Two more studies have demonstrated that Rockwell Medical’s Triferic (ferric pyrophosphate citrate, or FPC) delivered via dialysate during hemodialysis replaces iron loss, maintains hemoglobin, and does not increase iron stores. A smaller study published online July 8 in Kidney International found similar results.

The CRUISE studies, published in Nephrology Dialysis Transplantation, were randomized, single blind, placebo controlled, efficacy and safety studies in chronic hemodialysis patients. Triferic was added to the bicarbonate hemodialysis concentrate while placebo patients received standard hemodialysate without Triferic. A total of 599 patients participated in both studies with 290 randomized to receive Triferic and 295 to placebo. Patients completed the Phase 3 study when they met pre-specified anemia centered criteria or lasted 48 weeks without achieving the criteria. After completing randomized treatment, patients entered open-label treatment.

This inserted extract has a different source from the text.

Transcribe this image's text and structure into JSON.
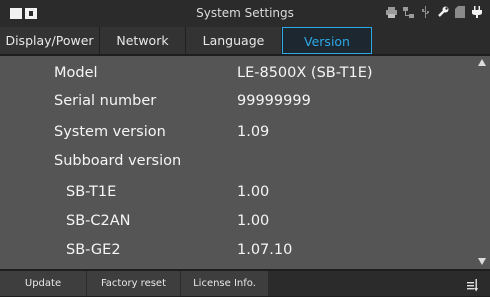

“Our study is important and should be of interest to the entire renal community, including patients, because it shows Triferic is an effective iron agent that is able to maintain hemoglobin without inducing iron overload,” said Steven Fishbane, lead author and Chief of the Division of Kidney Diseases and Hypertension at North Shore University Hospital and Long Island Jewish Medical Center. “Triferic is administered at each dialysis session and its iron is immediately donated to transferrin, very similar to the slower natural way iron is used in the body to maintain hemoglobin.”

The primary objective of the CRUISE studies was to determine whether regular administration of Triferic via dialysate could maintain hemoglobin concentrations by optimizing iron delivery and maintaining iron balance. The primary endpoint was the mean change in hemoglobin from baseline to the end-of-treatment (EoT) defined as the average of all hemoglobin values obtained during the last one-sixth (1/6th) of the time spent in the randomized stage of treatment (Stage 2). Both studies successfully met the primary endpoint with a treatment difference of 0.4 g/dL in hemoglobin concentration in favor of Triferic (P=0.011 for individual studies, 95% confidence interval 0.1 to 0.6 g/dL). During the randomized treatment phase, hemoglobin concentrations remained stable in the Triferic treated group while declined in the placebo group. The safety profile of Triferic was similar to placebo treated patients, with both groups experiencing similar proportions of adverse events. The most frequent adverse event was procedural hypotension which was present in 21.6% of Triferic patients and 19.2% of placebo treated patients. No serious adverse events or deaths were attributed to Triferic.

Affects on ESA dosing
“The proportions of patients who required protocol mandated changes in ESA dose were similar in the Triferice group (43.5%) and placebo (46.0%) groups, but the indications for change differed,” the authors wrote. “Among these patients, an increase in Hgb to >12.0 g/dL led to protocol mandated decreases in ESA dose in 55.4% of FPC treated patients as compared with 38.4% of placebo-treated patients (P = 0.007), a difference consistent with improved delivery of iron for erythropoiesis by FPC relative to placebo. A decrease in Hgb to <9.0 g/dL led to protocol-mandated increases in ESA dose in 43.5% of patients receiving placebo compared with 30.0% of those receiving FPC (P = 0.02), a divergence suggesting improved delivery of iron for erythropoiesis by FPC relative to placebo.”